The hospital is a small one, servicing the mostly retired farming community of Dunnville on the Grand River in southern Ontario. Heading up the stairs, I ran into her doctor coming down. “Oh, good to see you, Jean,” he said. “It looks like the infection is in her bone. I am calling the specialist at McMaster for a consultation.”
An osteomylitis — an infection in the bone — is a very different proposition than a bladder infection. In the hallway I could hear her cries. Entering her room, I saw the ER doctor who had admitted her was leaning over the bed, trying to calm her. She was senseless with pain and he was reassuring her that they would get the pain under control.
I walked out of the room, called her doctor and said that the four sisters had agreed that our mother should not have to endure a 6-8 week course of antibiotics, which had terrible side-effects and little chance of saving her life. That life was one of constant, terrible, screaming pain, and we wanted only comfort for our mother.
Within 15 minutes, she was moved to a private room. An IV morphine drip was begun. My sisters were summoned. The vigil had begun. The staff responded with tremendous respect and regard, which made it possible for us to direct the kind of care we wanted for her.
In the end though, our directions for her care – given in conversation with the doctor – were simply a less formal way of dealing with what hospitals have now formalized as the advanced care directive and advanced care planning.
The problem for most of us today is that we won’t die under the authority of an advanced care directive, written or not.
I believe advanced care planning and directives about living wills should be led by the family doctor, and it should be done well ahead of catastrophic events or long slow mental decline. Obviously, this has to involve family members. But most often, that conversation doesn’t happen in a doctor’s day- to-day office practice because everyone’s so very busy. In fact, in my 40 years of family practice, I’ve only had one or two families specifically book an appointment to discuss end-of-life care decisions.
I’m also struck by the fact that my very elderly patients are the ones most likely to leave the whole issue to fate.
In a retirement residence, a patient in her 90s, has a fall and bruises her head. She seems fine but her injury uncovers her disorientation. She can’t find her room. We have her wear a lanyard with the room number on it. She ignores it. There is a frailty to her now and an unsteadiness, which even she acknowledges. ‘Wandering’ is a serious consideration. More help is needed. For years she has lamented the passing of all her friends and asks why is she still here. What use is she?
Her time to respond to her own question about the value of her life has come and gone.
The value of her life now passes to her daughters who will secure her care, and honor her memory even if she loses it.

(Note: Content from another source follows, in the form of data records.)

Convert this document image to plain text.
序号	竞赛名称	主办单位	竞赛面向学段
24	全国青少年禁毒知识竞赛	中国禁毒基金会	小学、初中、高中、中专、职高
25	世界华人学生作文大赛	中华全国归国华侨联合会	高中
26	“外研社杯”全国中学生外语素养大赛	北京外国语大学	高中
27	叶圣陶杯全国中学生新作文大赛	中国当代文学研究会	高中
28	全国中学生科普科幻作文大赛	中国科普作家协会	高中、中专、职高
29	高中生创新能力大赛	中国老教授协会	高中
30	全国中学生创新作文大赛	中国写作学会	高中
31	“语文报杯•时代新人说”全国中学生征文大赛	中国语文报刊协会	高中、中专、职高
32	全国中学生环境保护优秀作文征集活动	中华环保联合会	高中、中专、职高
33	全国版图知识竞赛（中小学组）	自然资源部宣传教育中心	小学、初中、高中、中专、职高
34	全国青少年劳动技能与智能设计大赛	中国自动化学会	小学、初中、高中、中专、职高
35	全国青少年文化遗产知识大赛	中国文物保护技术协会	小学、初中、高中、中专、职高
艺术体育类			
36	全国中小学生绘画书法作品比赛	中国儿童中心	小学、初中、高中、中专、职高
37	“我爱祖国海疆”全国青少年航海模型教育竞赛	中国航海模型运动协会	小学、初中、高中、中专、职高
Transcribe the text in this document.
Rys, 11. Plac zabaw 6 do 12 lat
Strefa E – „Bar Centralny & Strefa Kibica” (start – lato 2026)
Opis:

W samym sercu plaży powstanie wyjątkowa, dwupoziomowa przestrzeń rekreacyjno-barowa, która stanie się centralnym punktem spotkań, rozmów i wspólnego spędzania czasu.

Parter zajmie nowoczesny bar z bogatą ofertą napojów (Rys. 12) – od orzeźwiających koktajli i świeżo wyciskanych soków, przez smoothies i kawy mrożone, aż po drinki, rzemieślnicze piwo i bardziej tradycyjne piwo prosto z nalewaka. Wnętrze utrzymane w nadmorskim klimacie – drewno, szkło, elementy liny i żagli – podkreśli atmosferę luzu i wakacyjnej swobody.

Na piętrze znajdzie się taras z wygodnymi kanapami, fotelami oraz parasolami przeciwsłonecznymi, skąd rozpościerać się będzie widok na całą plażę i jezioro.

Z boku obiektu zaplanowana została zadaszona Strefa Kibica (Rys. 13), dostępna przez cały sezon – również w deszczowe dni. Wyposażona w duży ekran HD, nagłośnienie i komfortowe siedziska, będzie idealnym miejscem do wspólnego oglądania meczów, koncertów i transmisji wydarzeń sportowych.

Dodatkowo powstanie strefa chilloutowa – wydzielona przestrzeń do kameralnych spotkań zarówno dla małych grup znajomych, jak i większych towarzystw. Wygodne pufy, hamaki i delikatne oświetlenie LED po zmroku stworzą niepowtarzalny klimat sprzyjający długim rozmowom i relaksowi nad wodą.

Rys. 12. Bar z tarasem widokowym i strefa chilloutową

We all face this very question if not for ourselves then certainly for our parents, or for those who depend on us, as a society for compassion and help.
If you have a critical illness, yes, there’s always the hope of recovery or the possibility of being able to adapt to your new circumstances.
But if you have a progressive terminal condition such as ALS you have only a memory of what once was, and if your decline is Alzheimer’s, then it is your family who lives with that memory.
If you find that you, like many, have walked away from any sort of faith-based belief that you have another existence beyond this one, your hope about how you’ll be remembered lives in your deeds or your children.